Hi:
We’ve developed a product with video. There are 4 input signals connected to the TX2, every signal has a video format YUV422 8bits Packed UYVY. I use cuda to complete the colorspace transformation. But the access speed of memory which allocated by cudaMallocHost is so slow, I can’t fetch the result in time, final, the FPS can’t reach 60.
So, I tested the performance of those memory with codes below.
void stdm_test(size_t cx, size_t cy, int times)
{
char* src;
char* dst;
const size_t sz = cx*cy*4;
src = new char[sz];
dst = new char[sz];
auto t1 = std::chrono::high_resolution_clock::now();
for (int i = 0; i < times; ++i) {
memcpy(dst, src, sz);
}
auto t2 = std::chrono::high_resolution_clock::now();
auto ts = std::chrono::duration<double>(t2 - t1).count();
printf("stdm takes:%f seconds, Avg speed:%8.3fM/s\n", ts, (double)sz*times/ts/1024/1024.);
delete[] src;
delete[] dst;
}
void cuda_test(size_t cx, size_t cy, int times)
{
char* src;
char* dst;
const size_t sz = cx*cy*4;
cudaHostAlloc((void**)&src, sz, cudaHostAllocMapped);
cudaHostAlloc((void**)&dst, sz, cudaHostAllocMapped);
auto t1 = std::chrono::high_resolution_clock::now();
for (int i = 0; i < times; ++i) {
memcpy(dst, src, sz);
}
auto t2 = std::chrono::high_resolution_clock::now();
auto ts = std::chrono::duration<double>(t2 - t1).count();
printf("cuda takes:%f seconds, Avg speed:%8.3fM/s\n", ts, (double)sz*times/ts/1024/1024.);
cudaFreeHost(src);
cudaFreeHost(dst);
}
On TX2, the result is:
stdm: 3783 M/s
cuda: 582 M/s
I did the same testing on my PC with Quadra P620, the result is:
stdm: 4556 M/s
cuda: 4601 M/s
Why?

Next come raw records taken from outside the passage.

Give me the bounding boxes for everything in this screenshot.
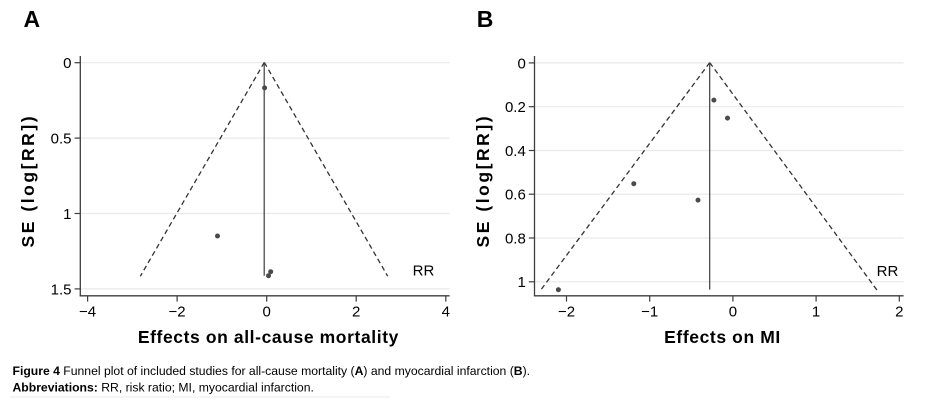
svg-text:A: A (24, 6, 41, 32)
svg-text:2: 2 (352, 304, 360, 321)
svg-text:RR: RR (877, 263, 899, 280)
svg-text:1: 1 (63, 206, 71, 223)
svg-text:−2: −2 (169, 304, 186, 321)
svg-text:−1: −1 (641, 304, 658, 321)
svg-text:0.2: 0.2 (505, 99, 526, 116)
svg-text:−2: −2 (558, 304, 575, 321)
svg-text:4: 4 (442, 304, 450, 321)
svg-text:Effects on all-cause mortality: Effects on all-cause mortality (138, 327, 399, 347)
svg-text:1: 1 (812, 304, 820, 321)
svg-text:0.4: 0.4 (505, 143, 526, 160)
svg-text:SE (log[RR]): SE (log[RR]) (473, 114, 493, 248)
svg-text:SE (log[RR]): SE (log[RR]) (18, 114, 38, 248)
svg-text:Abbreviations: RR, risk ratio;: Abbreviations: RR, risk ratio; MI, myoca… (13, 381, 314, 395)
svg-text:1: 1 (517, 274, 525, 291)
svg-text:0.8: 0.8 (505, 230, 526, 247)
svg-text:0.5: 0.5 (51, 131, 72, 148)
svg-text:Figure 4 Funnel plot of includ: Figure 4 Funnel plot of included studies… (13, 364, 531, 378)
svg-text:0: 0 (263, 304, 271, 321)
svg-text:0: 0 (729, 304, 737, 321)
svg-text:1.5: 1.5 (51, 281, 72, 298)
svg-text:2: 2 (895, 304, 903, 321)
svg-text:0: 0 (63, 55, 71, 72)
svg-text:RR: RR (413, 263, 435, 280)
svg-text:−4: −4 (79, 304, 96, 321)
svg-text:B: B (477, 6, 494, 32)
svg-text:0: 0 (517, 55, 525, 72)
svg-text:Effects on MI: Effects on MI (664, 327, 781, 347)
svg-text:0.6: 0.6 (505, 187, 526, 204)
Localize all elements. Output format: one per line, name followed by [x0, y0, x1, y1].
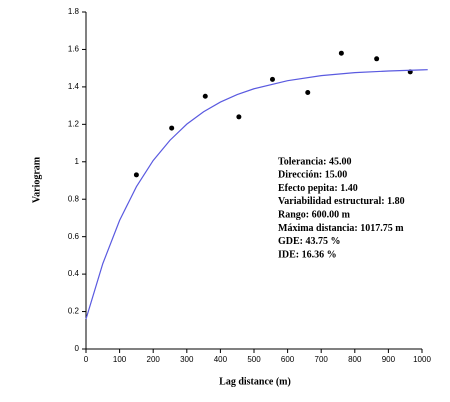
annotation: Variabilidad estructural: 1.80 [278, 196, 405, 207]
data-point [202, 93, 208, 99]
y-tick-label: 1.6 [68, 45, 80, 54]
annotation: Efecto pepita: 1.40 [278, 183, 358, 194]
x-tick-label: 100 [113, 355, 127, 364]
model-curve [85, 69, 428, 320]
data-point [169, 125, 175, 131]
data-point [338, 50, 344, 56]
data-point [269, 76, 275, 82]
data-point [305, 90, 311, 96]
x-tick-label: 0 [84, 355, 89, 364]
y-tick-label: 0 [75, 344, 80, 353]
annotation: IDE: 16.36 % [278, 249, 337, 260]
y-axis-label: Variogram [31, 156, 42, 203]
x-tick-label: 400 [214, 355, 228, 364]
x-tick-label: 1000 [413, 355, 431, 364]
y-tick-label: 1.4 [68, 82, 80, 91]
data-point [374, 56, 380, 62]
y-tick-label: 0.4 [68, 269, 80, 278]
x-tick-label: 900 [382, 355, 396, 364]
annotation: Dirección: 15.00 [278, 170, 347, 181]
y-tick-label: 1.8 [68, 7, 80, 16]
annotation: Máxima distancia: 1017.75 m [278, 223, 404, 234]
y-tick-label: 0.6 [68, 232, 80, 241]
data-point [236, 114, 242, 120]
x-tick-label: 200 [147, 355, 161, 364]
x-axis-label: Lag distance (m) [219, 376, 291, 387]
x-tick-label: 500 [247, 355, 261, 364]
annotation: Rango: 600.00 m [278, 209, 351, 220]
x-tick-label: 800 [348, 355, 362, 364]
data-point [133, 172, 139, 178]
y-tick-label: 0.8 [68, 194, 80, 203]
annotation: Tolerancia: 45.00 [278, 156, 352, 167]
y-tick-label: 1 [75, 157, 80, 166]
x-tick-label: 600 [281, 355, 295, 364]
x-tick-label: 700 [315, 355, 329, 364]
x-tick-label: 300 [180, 355, 194, 364]
y-tick-label: 1.2 [68, 119, 80, 128]
annotation: GDE: 43.75 % [278, 236, 341, 247]
y-tick-label: 0.2 [68, 307, 80, 316]
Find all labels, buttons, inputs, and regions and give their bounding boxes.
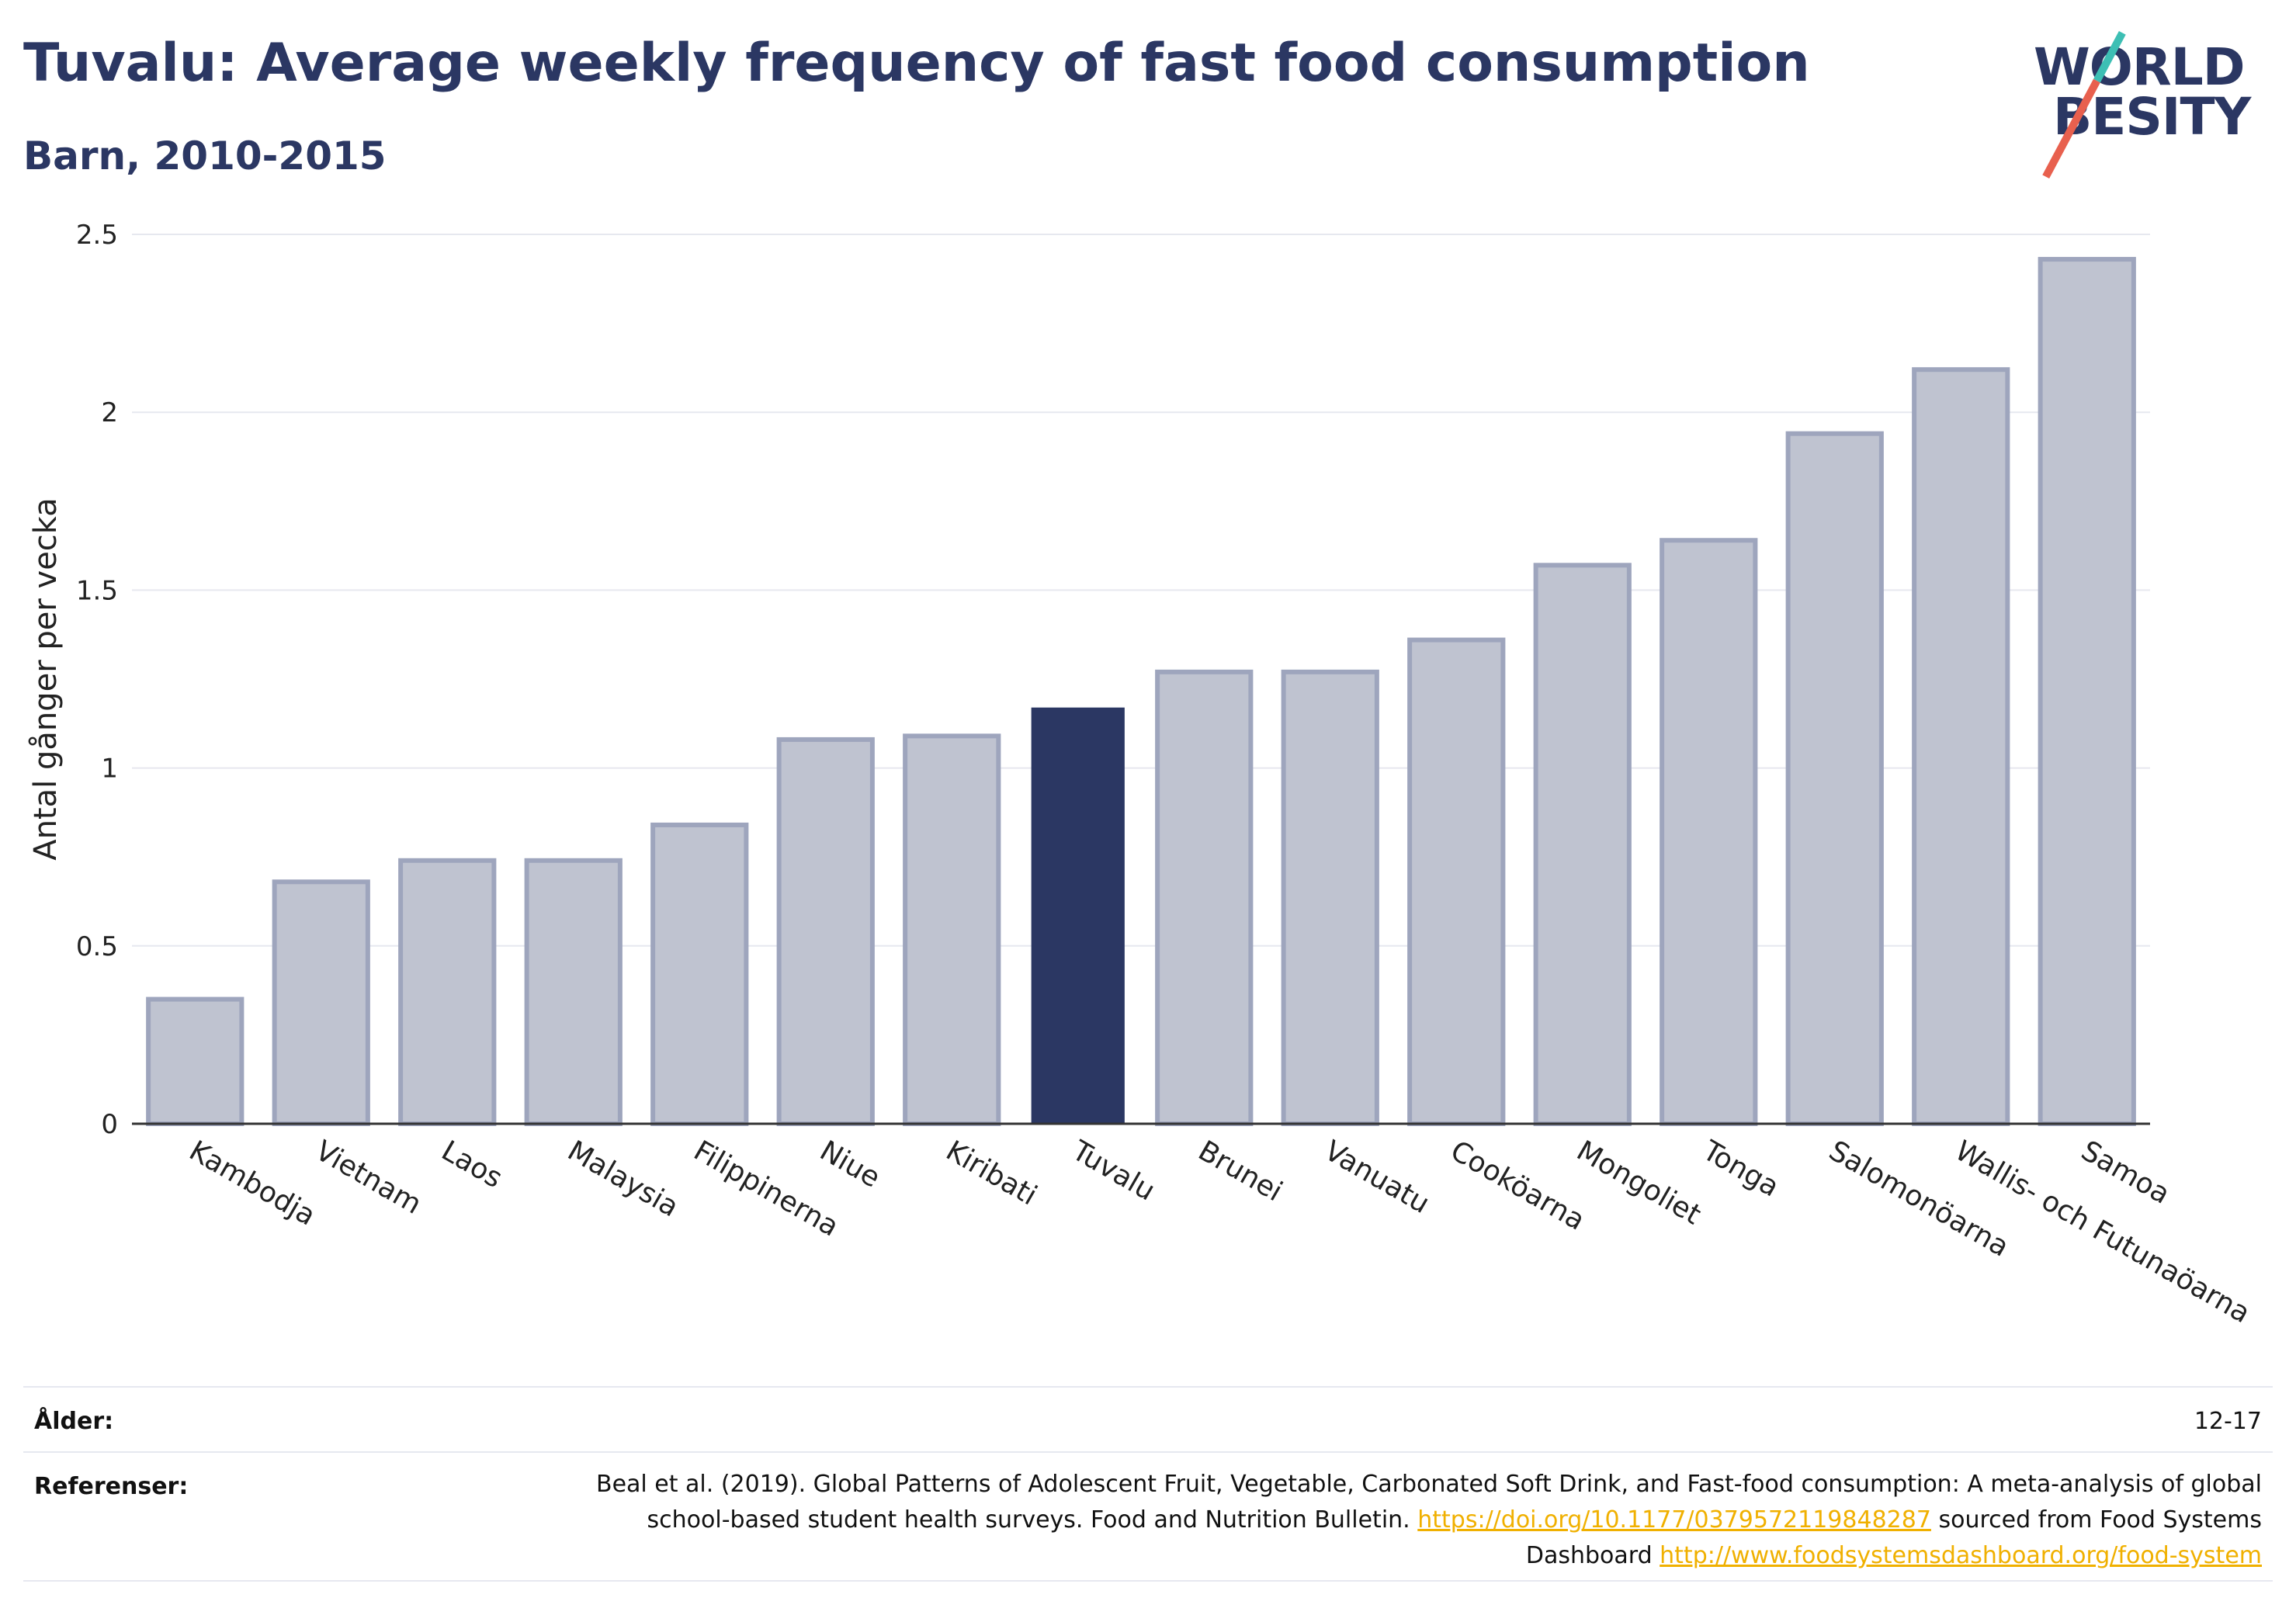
references-label: Referenser: bbox=[34, 1473, 189, 1500]
x-tick-label: Mongoliet bbox=[1571, 1135, 1706, 1231]
x-tick-label: Tonga bbox=[1697, 1135, 1784, 1204]
bar-vanuatu[interactable] bbox=[1281, 669, 1379, 1126]
logo-text-world: WORLD bbox=[2034, 37, 2246, 97]
y-axis-label: Antal gånger per vecka bbox=[28, 497, 64, 861]
chart-title: Tuvalu: Average weekly frequency of fast… bbox=[23, 33, 1810, 94]
x-tick-label: Laos bbox=[436, 1135, 508, 1194]
bar-malaysia[interactable] bbox=[524, 858, 623, 1127]
doi-link[interactable]: https://doi.org/10.1177/0379572119848287 bbox=[1417, 1506, 1931, 1534]
footer-divider bbox=[23, 1386, 2273, 1388]
y-tick-label: 0 bbox=[101, 1109, 118, 1140]
bar-laos[interactable] bbox=[398, 858, 497, 1127]
bar-cook-arna[interactable] bbox=[1407, 637, 1506, 1126]
bar-filippinerna[interactable] bbox=[650, 822, 749, 1126]
y-tick-label: 1 bbox=[101, 754, 118, 785]
x-tick-label: Kiribati bbox=[941, 1135, 1042, 1211]
reference-text-part2: sourced from Food Systems Dashboard bbox=[1525, 1506, 2262, 1569]
bar-kambodja[interactable] bbox=[146, 996, 245, 1127]
y-tick-label: 2.5 bbox=[76, 220, 118, 251]
x-tick-label: Niue bbox=[814, 1135, 885, 1194]
x-tick-label: Tuvalu bbox=[1066, 1135, 1160, 1208]
bar-vietnam[interactable] bbox=[272, 879, 370, 1126]
bar-tonga[interactable] bbox=[1660, 538, 1758, 1126]
world-obesity-logo: WORLD BESITY bbox=[2018, 30, 2282, 179]
y-axis-ticks: 0 0.5 1 1.5 2 2.5 bbox=[76, 220, 118, 1140]
bar-wallis-och-futuna-arna[interactable] bbox=[1912, 367, 2010, 1126]
references-text: Beal et al. (2019). Global Patterns of A… bbox=[593, 1467, 2262, 1574]
x-tick-label: Brunei bbox=[1193, 1135, 1288, 1208]
x-tick-label: Samoa bbox=[2076, 1135, 2175, 1211]
bar-tuvalu[interactable] bbox=[1031, 707, 1125, 1124]
x-tick-label: Cooköarna bbox=[1445, 1135, 1590, 1236]
age-value: 12-17 bbox=[2194, 1408, 2262, 1435]
bar-niue[interactable] bbox=[776, 736, 875, 1126]
y-tick-label: 0.5 bbox=[76, 931, 118, 962]
chart-subtitle: Barn, 2010-2015 bbox=[23, 133, 387, 178]
bar-mongoliet[interactable] bbox=[1533, 563, 1632, 1126]
bar-samoa[interactable] bbox=[2038, 257, 2136, 1126]
x-tick-label: Malaysia bbox=[562, 1135, 684, 1223]
bar-brunei[interactable] bbox=[1155, 669, 1254, 1126]
x-tick-label: Vanuatu bbox=[1319, 1135, 1434, 1220]
footer-divider bbox=[23, 1451, 2273, 1453]
bar-kiribati[interactable] bbox=[903, 733, 1001, 1126]
reference-text-part1: Beal et al. (2019). Global Patterns of A… bbox=[595, 1471, 2262, 1534]
x-tick-label: Kambodja bbox=[184, 1135, 321, 1232]
footer-divider bbox=[23, 1580, 2273, 1582]
y-tick-label: 2 bbox=[101, 397, 118, 428]
age-label: Ålder: bbox=[34, 1408, 114, 1435]
foodsystems-link[interactable]: http://www.foodsystemsdashboard.org/food… bbox=[1660, 1542, 2262, 1569]
bar-salomon-arna[interactable] bbox=[1785, 431, 1884, 1126]
chart-bars bbox=[146, 257, 2136, 1127]
y-tick-label: 1.5 bbox=[76, 575, 118, 606]
x-tick-label: Vietnam bbox=[310, 1135, 426, 1221]
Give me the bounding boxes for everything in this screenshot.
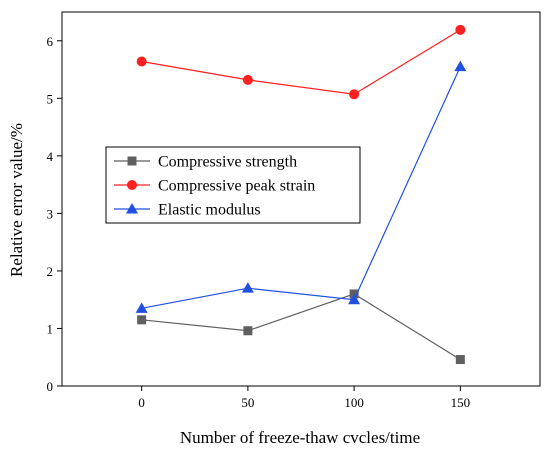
- axes-frame: [61, 11, 541, 387]
- legend-marker: [127, 180, 137, 190]
- series-1: [137, 289, 465, 365]
- y-tick-label: 3: [47, 206, 54, 221]
- series-line: [141, 66, 461, 309]
- data-point: [243, 326, 253, 336]
- legend-marker: [126, 203, 138, 214]
- series-group: [135, 24, 467, 365]
- data-point: [349, 89, 360, 100]
- series-line: [141, 29, 461, 95]
- plot-frame: [61, 11, 541, 387]
- y-tick-label: 0: [47, 379, 54, 394]
- data-point: [242, 74, 253, 85]
- legend-box: [105, 146, 361, 224]
- x-axis-title: Number of freeze-thaw cvcles/time: [180, 428, 420, 447]
- data-point: [135, 302, 148, 313]
- legend-marker: [127, 156, 137, 166]
- legend: Compressive strength Compressive peak str…: [105, 146, 361, 224]
- y-tick-label: 5: [47, 91, 54, 106]
- data-point: [455, 24, 466, 35]
- data-point: [136, 56, 147, 67]
- series-line: [141, 293, 461, 361]
- data-point: [348, 293, 361, 305]
- y-tick-label: 1: [47, 321, 54, 336]
- legend-label: Compressive peak strain: [158, 178, 315, 195]
- series-2: [136, 24, 466, 100]
- x-tick-label: 100: [344, 395, 364, 410]
- legend-item: Compressive strength: [114, 154, 297, 171]
- legend-item: Elastic modulus: [114, 202, 261, 219]
- y-tick-label: 6: [47, 34, 54, 49]
- legend-item: Compressive peak strain: [114, 178, 315, 195]
- data-point: [137, 315, 147, 325]
- data-point: [454, 60, 467, 72]
- legend-label: Elastic modulus: [158, 202, 261, 219]
- series-3: [135, 60, 467, 313]
- y-axis-ticks: 0 1 2 3 4 5 6: [47, 34, 62, 394]
- y-axis-title: Relative error value/%: [7, 123, 26, 277]
- legend-label: Compressive strength: [158, 154, 297, 171]
- y-tick-label: 4: [47, 149, 54, 164]
- x-tick-label: 0: [138, 395, 145, 410]
- x-axis-ticks: 0 50 100 150: [138, 386, 470, 410]
- data-point: [241, 282, 254, 293]
- x-tick-label: 50: [241, 395, 254, 410]
- x-tick-label: 150: [451, 395, 471, 410]
- data-point: [455, 355, 465, 365]
- y-tick-label: 2: [47, 264, 54, 279]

Could you give me some suggestions to improve my program please? Please give me a minute to introduce my program.
I create a thread to poll the video device(/dev/video0~N), when a frame was ready, the thread will copy the frame data to the buffer which was allocated by cudaMallocHost, then start the cuda-kernel to complete colorspace transformation(To RGBA), finally, the thread broadcast the result to it’s subscribers.
I created a sample subscriber for our customers to demonstrate the usage of our product. When the subscriber received a frame, I clone it and share the clone to the renderer thread. The procedure of clone is just a cudaMemcpy invocation, but this operation will take more than 16 milliseconds, it’s really bad.